Posing for a photo shoot is “the FUNNEST!”, Fey explains.  The “wooooooorst” is when there’s an explosion on your honeymoon cruise and everyone gets quiet as they contemplate going down with the ship. “It’s scary when a group of people all know instinctively not to joke around.” 

The “best worst thing ever”? That would be when Fey pulled an all-nighter at her home with the “30 Rock” writers. “One night I put my daughter to bed, worked with the writers all night, and in the morning when she toddled out, the writers were still there.”

“Bossypants” is not really an autobiography, but more of a selection of essays drawn from Fey’s life. It’s funny, light, glib, and sarcastic. Fey shows she can find humor in anything, including pap smears and a scary job at an urban YMCA.

Much of the book is aimed at women, with a chapter on fashion and beauty, jokes about breast pumps, discussions of the role of women in the workplace, and observations on the difficulties of being a working mom. Since I have a penis, some of these jokes missed with me.  Also, she casually throws out a lot of pop culture references, not all of which I got. Who’s Michelle Duggar?  (Never mind, I just looked it up.)

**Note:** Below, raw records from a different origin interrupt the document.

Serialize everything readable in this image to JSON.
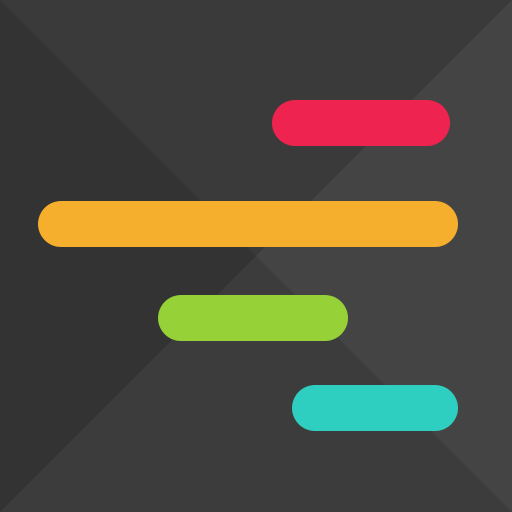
{
  "icon": {
    "name": "gantt-timeline-app-icon",
    "background": {
      "base": "#353535",
      "facets": [
        "#3a3a3a",
        "#444444",
        "#3c3c3c",
        "#333333"
      ]
    },
    "bars": [
      {
        "name": "timeline-bar-red",
        "color": "#ee2350"
      },
      {
        "name": "timeline-bar-orange",
        "color": "#f6ae2d"
      },
      {
        "name": "timeline-bar-green",
        "color": "#95d137"
      },
      {
        "name": "timeline-bar-teal",
        "color": "#2ecfc0"
      }
    ]
  }
}
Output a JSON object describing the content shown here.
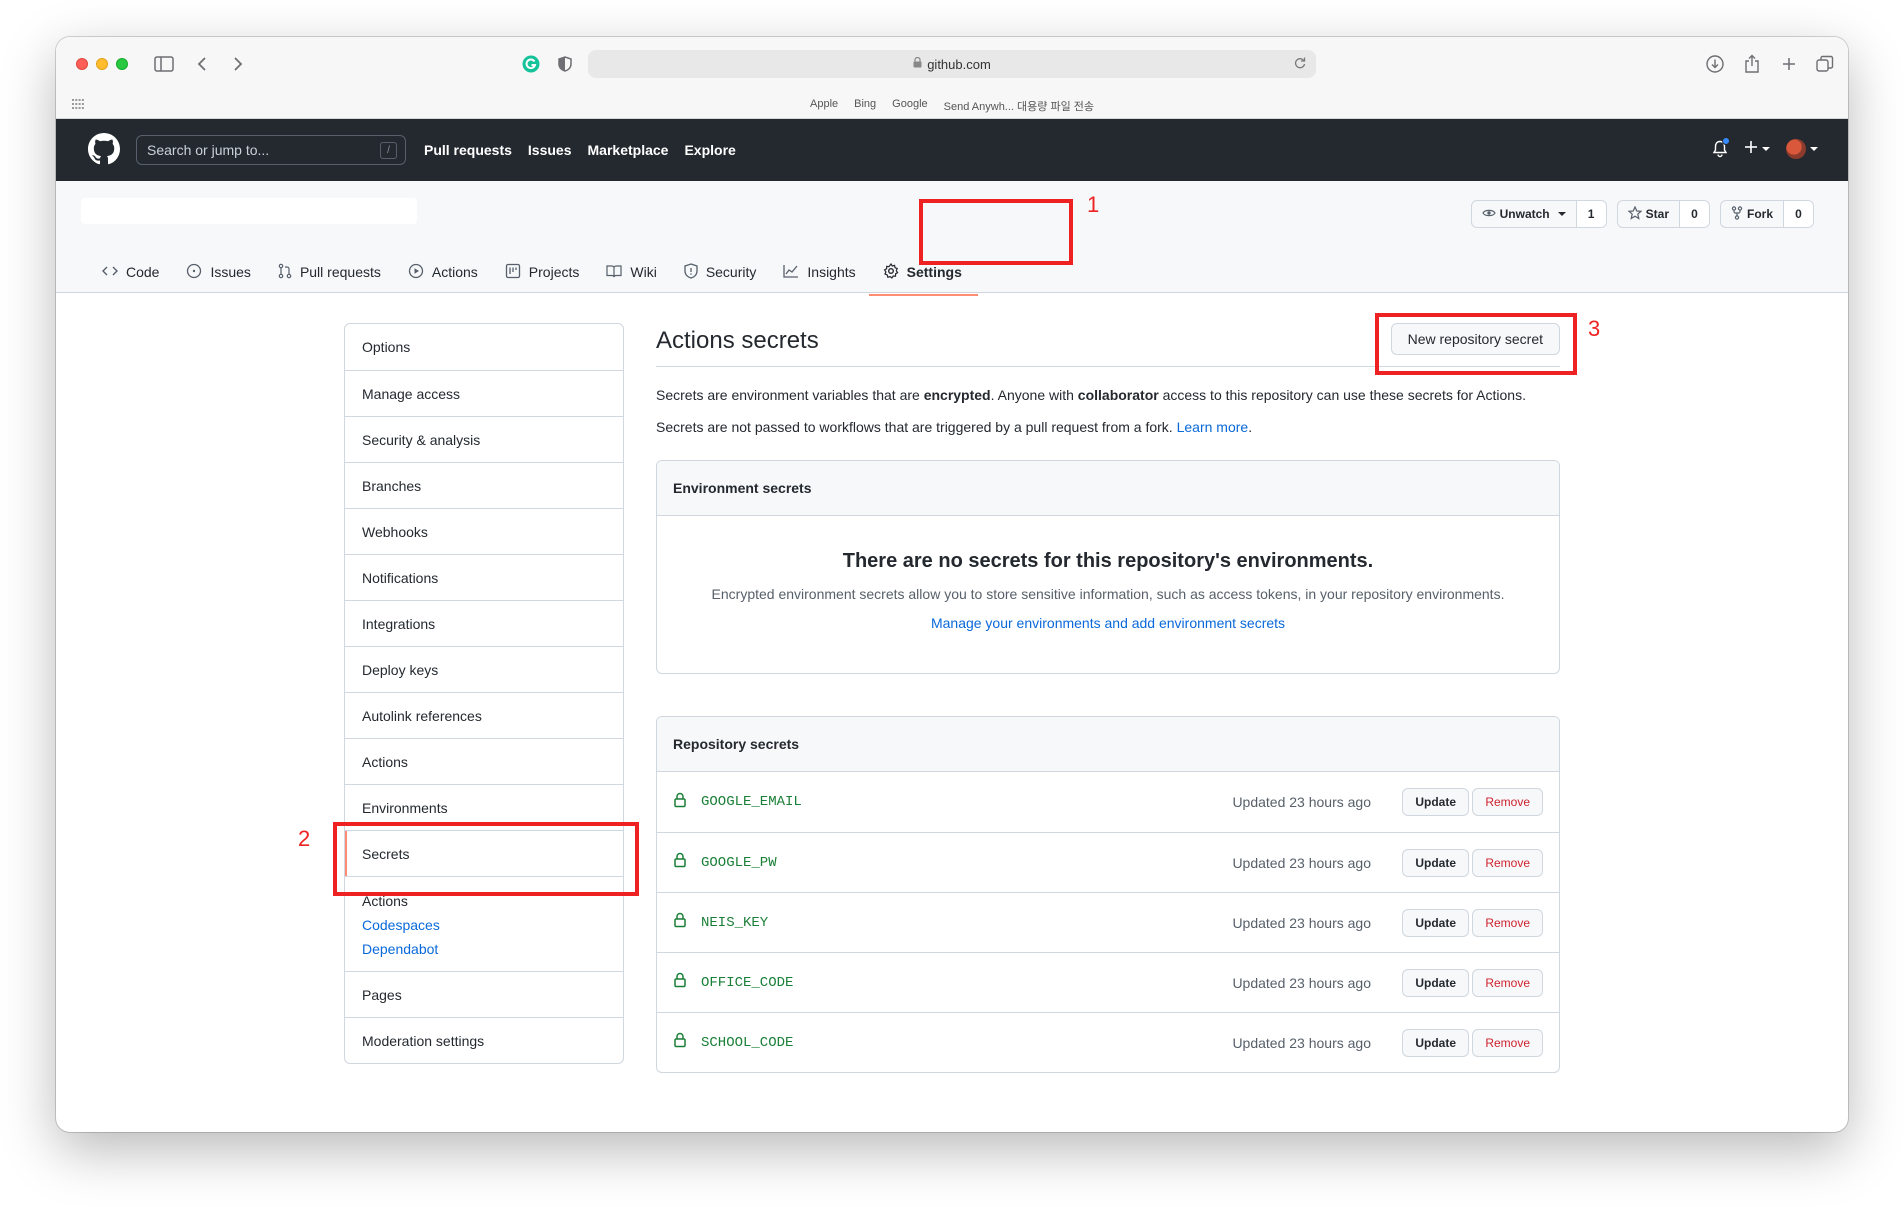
{
  "browser": {
    "url": "github.com",
    "favorites": [
      "Apple",
      "Bing",
      "Google",
      "Send Anywh... 대용량 파일 전송"
    ]
  },
  "header": {
    "search_placeholder": "Search or jump to...",
    "search_shortcut": "/",
    "nav": [
      "Pull requests",
      "Issues",
      "Marketplace",
      "Explore"
    ]
  },
  "repo": {
    "watch_label": "Unwatch",
    "watch_count": "1",
    "star_label": "Star",
    "star_count": "0",
    "fork_label": "Fork",
    "fork_count": "0",
    "tabs": [
      {
        "label": "Code",
        "icon": "code-icon"
      },
      {
        "label": "Issues",
        "icon": "issue-icon"
      },
      {
        "label": "Pull requests",
        "icon": "pull-request-icon"
      },
      {
        "label": "Actions",
        "icon": "play-icon"
      },
      {
        "label": "Projects",
        "icon": "project-icon"
      },
      {
        "label": "Wiki",
        "icon": "book-icon"
      },
      {
        "label": "Security",
        "icon": "shield-icon"
      },
      {
        "label": "Insights",
        "icon": "graph-icon"
      },
      {
        "label": "Settings",
        "icon": "gear-icon",
        "selected": true
      }
    ]
  },
  "sidebar": {
    "items": [
      "Options",
      "Manage access",
      "Security & analysis",
      "Branches",
      "Webhooks",
      "Notifications",
      "Integrations",
      "Deploy keys",
      "Autolink references",
      "Actions",
      "Environments",
      "Secrets"
    ],
    "selected": "Secrets",
    "sub_heading": "Actions",
    "sub_links": [
      "Codespaces",
      "Dependabot"
    ],
    "bottom_items": [
      "Pages",
      "Moderation settings"
    ]
  },
  "main": {
    "title": "Actions secrets",
    "new_secret_button": "New repository secret",
    "desc1_pre": "Secrets are environment variables that are ",
    "desc1_bold1": "encrypted",
    "desc1_mid": ". Anyone with ",
    "desc1_bold2": "collaborator",
    "desc1_post": " access to this repository can use these secrets for Actions.",
    "desc2_pre": "Secrets are not passed to workflows that are triggered by a pull request from a fork. ",
    "desc2_link": "Learn more",
    "desc2_post": ".",
    "env": {
      "header": "Environment secrets",
      "empty_title": "There are no secrets for this repository's environments.",
      "empty_text": "Encrypted environment secrets allow you to store sensitive information, such as access tokens, in your repository environments.",
      "empty_link": "Manage your environments and add environment secrets"
    },
    "repo_secrets": {
      "header": "Repository secrets",
      "update_label": "Update",
      "remove_label": "Remove",
      "items": [
        {
          "name": "GOOGLE_EMAIL",
          "updated": "Updated 23 hours ago"
        },
        {
          "name": "GOOGLE_PW",
          "updated": "Updated 23 hours ago"
        },
        {
          "name": "NEIS_KEY",
          "updated": "Updated 23 hours ago"
        },
        {
          "name": "OFFICE_CODE",
          "updated": "Updated 23 hours ago"
        },
        {
          "name": "SCHOOL_CODE",
          "updated": "Updated 23 hours ago"
        }
      ]
    }
  },
  "annotations": [
    "1",
    "2",
    "3"
  ],
  "colors": {
    "annotation": "#ee2222",
    "header_bg": "#24292f",
    "link": "#0969da",
    "secret_name": "#1a7f37",
    "danger": "#cf222e",
    "tab_underline": "#fd8c73"
  }
}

Still, I liked knowing the background – and politics – behind Fey’s appearances as Sarah Palin on Saturday Night Live. And I liked seeing the messy, sometimes chaotic, way that “30 Rock” is made.

“While we are grateful for the affection ’30 Rock’ has received from critics and hipsters, we were actually trying to make a hit show,” Fey writes. “We weren’t trying to make a low-rate critical darling that snarled in the face of conventionality. We were trying to make ‘Home Improvement’ and we did it wrong. You know those scientists who were developing a blood-pressure medicine and they accidentally invented Viagra? We were trying to make Viagra And we ended up with blood-pressure medicine.”